Based on what I've observed over time, when a project is tightly connected to problems that show up in your own life—and that you genuinely want to solve—founders sometimes reach a level of obsession. That obsession is often what carries a founder through the hardest stretches of the journey; maybe that's what people simply call determination.

So in the end, I encouraged him not to start a project only by guessing what investors supposedly want. He should build a product and a company he, as a founder, can truly be passionate about. That, in many ways, is what people often mean when they talk about Founder‑Market Fit.

🖌 Startup Unboxed is a series where I meet startups, journal the takeaways, and share my thoughts.

ML/AI Inference

Model inference is the stage in AI or machine learning where a trained model is used to make predictions or decisions on new data it has never seen before.

It happens after training, when the model is actually put into use to do things like classify images, score risks, or detect fraud in real time or in batches. Training adjusts the model's internal parameters; inference keeps those parameters fixed and applies them repeatedly.

Consider training a new employee at a bank: during onboarding, they study many example applications and learn rules for who should be approved or declined. Once training is over, every new loan application they review is "inference". They apply what they already learned to decide yes or no on each new case.

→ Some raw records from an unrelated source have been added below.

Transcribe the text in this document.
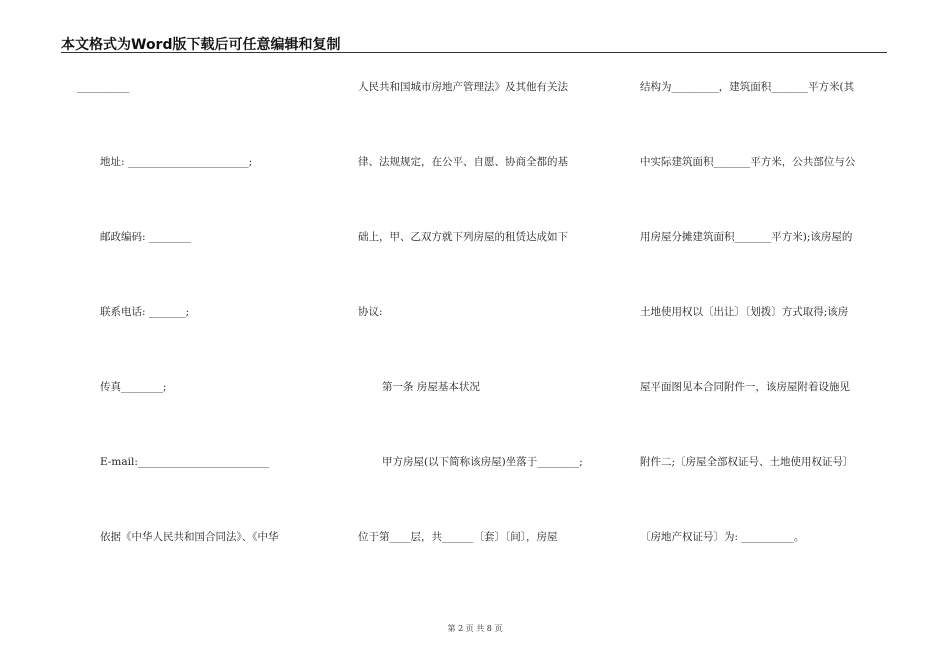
本文格式为Word版下载后可任意编辑和复制
__________
地址: _______________________;
邮政编码: ________
联系电话: _______;
传真________;
E-mail:_________________________
依据《中华人民共和国合同法》、《中华
人民共和国城市房地产管理法》及其他有关法
律、法规规定，在公平、自愿、协商全都的基
础上，甲、乙双方就下列房屋的租赁达成如下
协议:
第一条 房屋基本状况
甲方房屋(以下简称该房屋)坐落于________;
位于第____层，共______〔套〕〔间〕，房屋
结构为_________，建筑面积_______平方米(其
中实际建筑面积_______平方米，公共部位与公
用房屋分摊建筑面积_______平方米);该房屋的
土地使用权以〔出让〕〔划拨〕方式取得;该房
屋平面图见本合同附件一，该房屋附着设施见
附件二;〔房屋全部权证号、土地使用权证号〕
〔房地产权证号〕为: __________。
第 2 页 共 8 页
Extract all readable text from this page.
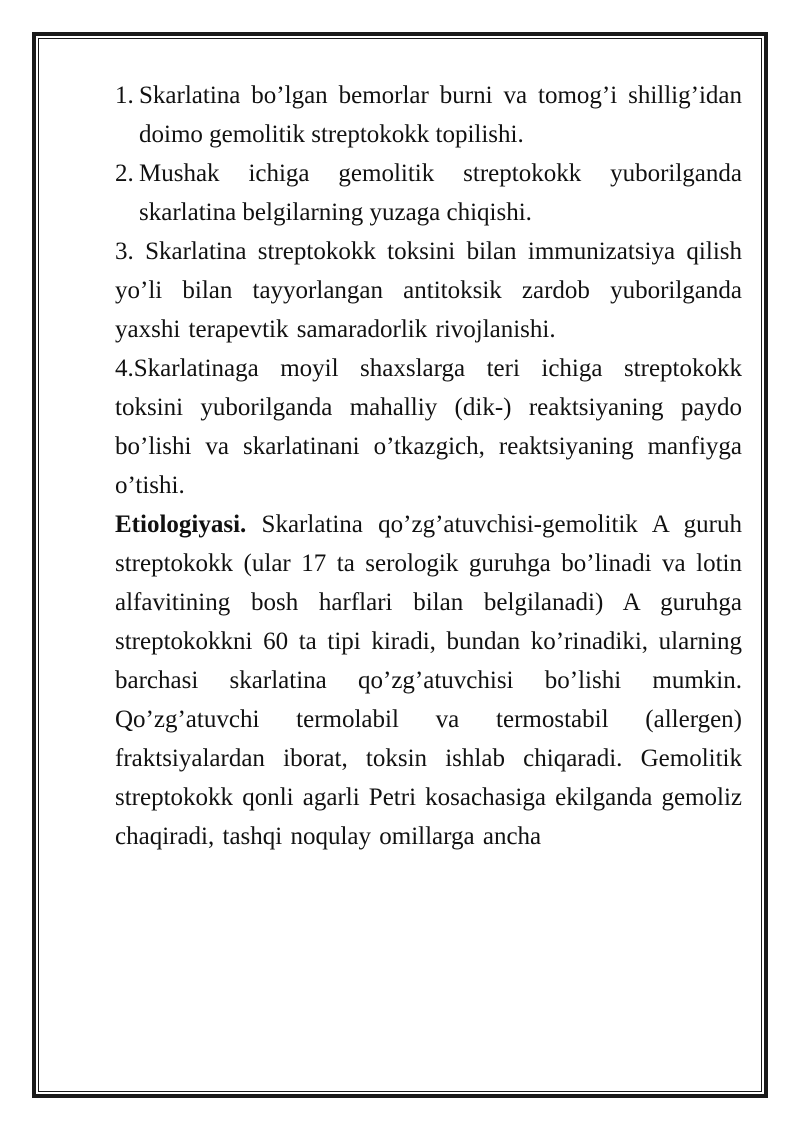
1. Skarlatina bo’lgan bemorlar burni va tomog’i shillig’idan doimo gemolitik streptokokk topilishi.
2. Mushak ichiga gemolitik streptokokk yuborilganda skarlatina belgilarning yuzaga chiqishi.

3. Skarlatina streptokokk toksini bilan immunizatsiya qilish yo’li bilan tayyorlangan antitoksik zardob yuborilganda yaxshi terapevtik samaradorlik rivojlanishi.

4.Skarlatinaga moyil shaxslarga teri ichiga streptokokk toksini yuborilganda mahalliy (dik-) reaktsiyaning paydo bo’lishi va skarlatinani o’tkazgich, reaktsiyaning manfiyga o’tishi.

Etiologiyasi. Skarlatina qo’zg’atuvchisi-gemolitik A guruh streptokokk (ular 17 ta serologik guruhga bo’linadi va lotin alfavitining bosh harflari bilan belgilanadi) A guruhga streptokokkni 60 ta tipi kiradi, bundan ko’rinadiki, ularning barchasi skarlatina qo’zg’atuvchisi bo’lishi mumkin. Qo’zg’atuvchi termolabil va termostabil (allergen) fraktsiyalardan iborat, toksin ishlab chiqaradi. Gemolitik streptokokk qonli agarli Petri kosachasiga ekilganda gemoliz chaqiradi, tashqi noqulay omillarga ancha
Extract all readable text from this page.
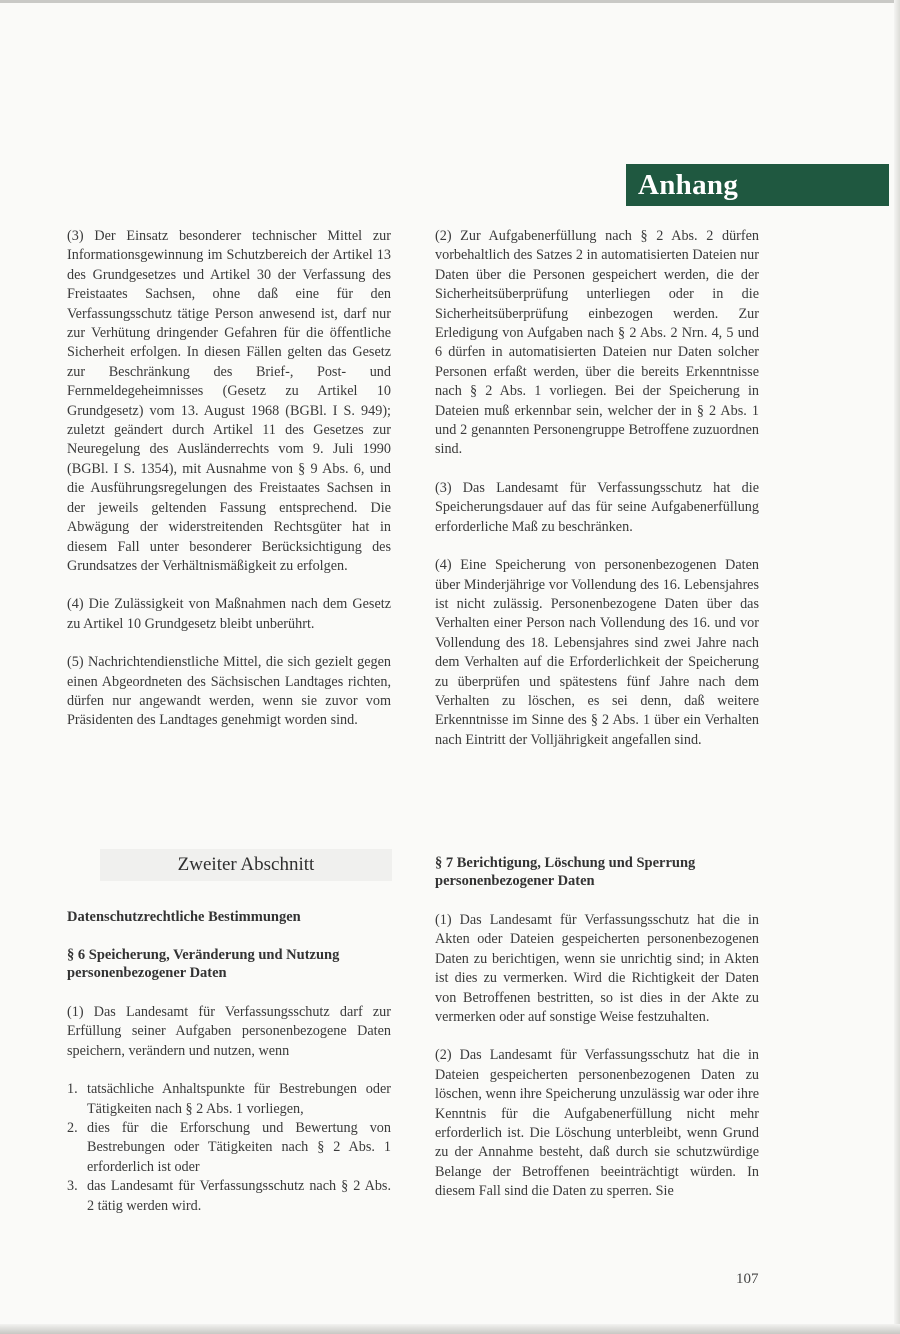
Anhang

(3) Der Einsatz besonderer technischer Mittel zur Informationsgewinnung im Schutzbereich der Artikel 13 des Grundgesetzes und Artikel 30 der Verfassung des Freistaates Sachsen, ohne daß eine für den Verfassungsschutz tätige Person anwesend ist, darf nur zur Verhütung dringender Gefahren für die öffentliche Sicherheit erfolgen. In diesen Fällen gelten das Gesetz zur Beschränkung des Brief-, Post- und Fernmeldegeheimnisses (Gesetz zu Artikel 10 Grundgesetz) vom 13. August 1968 (BGBl. I S. 949); zuletzt geändert durch Artikel 11 des Gesetzes zur Neuregelung des Ausländerrechts vom 9. Juli 1990 (BGBl. I S. 1354), mit Ausnahme von § 9 Abs. 6, und die Ausführungsregelungen des Freistaates Sachsen in der jeweils geltenden Fassung entsprechend. Die Abwägung der widerstreitenden Rechtsgüter hat in diesem Fall unter besonderer Berücksichtigung des Grundsatzes der Verhältnismäßigkeit zu erfolgen.

(4) Die Zulässigkeit von Maßnahmen nach dem Gesetz zu Artikel 10 Grundgesetz bleibt unberührt.

(5) Nachrichtendienstliche Mittel, die sich gezielt gegen einen Abgeordneten des Sächsischen Landtages richten, dürfen nur angewandt werden, wenn sie zuvor vom Präsidenten des Landtages genehmigt worden sind.

(2) Zur Aufgabenerfüllung nach § 2 Abs. 2 dürfen vorbehaltlich des Satzes 2 in automatisierten Dateien nur Daten über die Personen gespeichert werden, die der Sicherheitsüberprüfung unterliegen oder in die Sicherheitsüberprüfung einbezogen werden. Zur Erledigung von Aufgaben nach § 2 Abs. 2 Nrn. 4, 5 und 6 dürfen in automatisierten Dateien nur Daten solcher Personen erfaßt werden, über die bereits Erkenntnisse nach § 2 Abs. 1 vorliegen. Bei der Speicherung in Dateien muß erkennbar sein, welcher der in § 2 Abs. 1 und 2 genannten Personengruppe Betroffene zuzuordnen sind.

(3) Das Landesamt für Verfassungsschutz hat die Speicherungsdauer auf das für seine Aufgabenerfüllung erforderliche Maß zu beschränken.

(4) Eine Speicherung von personenbezogenen Daten über Minderjährige vor Vollendung des 16. Lebensjahres ist nicht zulässig. Personenbezogene Daten über das Verhalten einer Person nach Vollendung des 16. und vor Vollendung des 18. Lebensjahres sind zwei Jahre nach dem Verhalten auf die Erforderlichkeit der Speicherung zu überprüfen und spätestens fünf Jahre nach dem Verhalten zu löschen, es sei denn, daß weitere Erkenntnisse im Sinne des § 2 Abs. 1 über ein Verhalten nach Eintritt der Volljährigkeit angefallen sind.

Zweiter Abschnitt
Datenschutzrechtliche Bestimmungen
§ 6 Speicherung, Veränderung und Nutzung personenbezogener Daten

(1) Das Landesamt für Verfassungsschutz darf zur Erfüllung seiner Aufgaben personenbezogene Daten speichern, verändern und nutzen, wenn

1. tatsächliche Anhaltspunkte für Bestrebungen oder Tätigkeiten nach § 2 Abs. 1 vorliegen,
2. dies für die Erforschung und Bewertung von Bestrebungen oder Tätigkeiten nach § 2 Abs. 1 erforderlich ist oder
3. das Landesamt für Verfassungsschutz nach § 2 Abs. 2 tätig werden wird.
§ 7 Berichtigung, Löschung und Sperrung personenbezogener Daten

(1) Das Landesamt für Verfassungsschutz hat die in Akten oder Dateien gespeicherten personenbezogenen Daten zu berichtigen, wenn sie unrichtig sind; in Akten ist dies zu vermerken. Wird die Richtigkeit der Daten von Betroffenen bestritten, so ist dies in der Akte zu vermerken oder auf sonstige Weise festzuhalten.

(2) Das Landesamt für Verfassungsschutz hat die in Dateien gespeicherten personenbezogenen Daten zu löschen, wenn ihre Speicherung unzulässig war oder ihre Kenntnis für die Aufgabenerfüllung nicht mehr erforderlich ist. Die Löschung unterbleibt, wenn Grund zu der Annahme besteht, daß durch sie schutzwürdige Belange der Betroffenen beeinträchtigt würden. In diesem Fall sind die Daten zu sperren. Sie

107
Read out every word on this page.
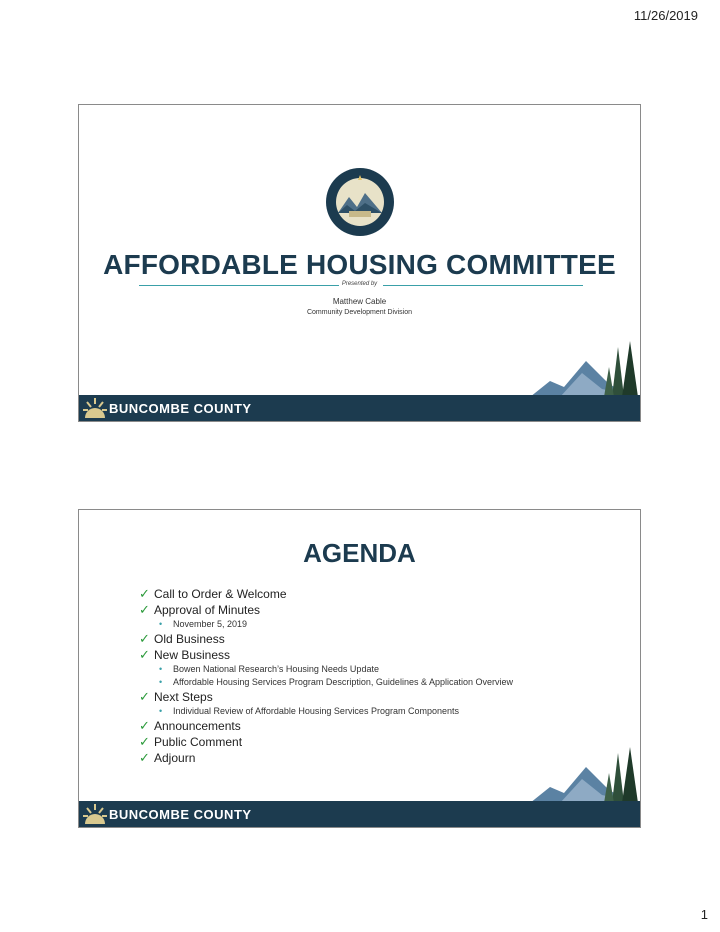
11/26/2019
AFFORDABLE HOUSING COMMITTEE
Presented by
Matthew Cable
Community Development Division
BUNCOMBE COUNTY
AGENDA
✓ Call to Order & Welcome
✓ Approval of Minutes
• November 5, 2019
✓ Old Business
✓ New Business
• Bowen National Research’s Housing Needs Update
• Affordable Housing Services Program Description, Guidelines & Application Overview
✓ Next Steps
• Individual Review of Affordable Housing Services Program Components
✓ Announcements
✓ Public Comment
✓ Adjourn
BUNCOMBE COUNTY
1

They are not rewriting the rules each time; they are simply using their learned mental model to make fast, consistent decisions on new incoming work.

Explaining to Grandma: When you recognize a friend's face, it's because over time you've trained yourself, so when you see someone across the street your brain instantly says "that's Sarah" even if you've never seen her in that hat before; in that moment, your brain is doing model inference.

🧠 Tech Dictionary helps you decode common tech terms so clearly, even your grandma would get it. Quickly find out what matters & why. So you're never lost in the tech talk.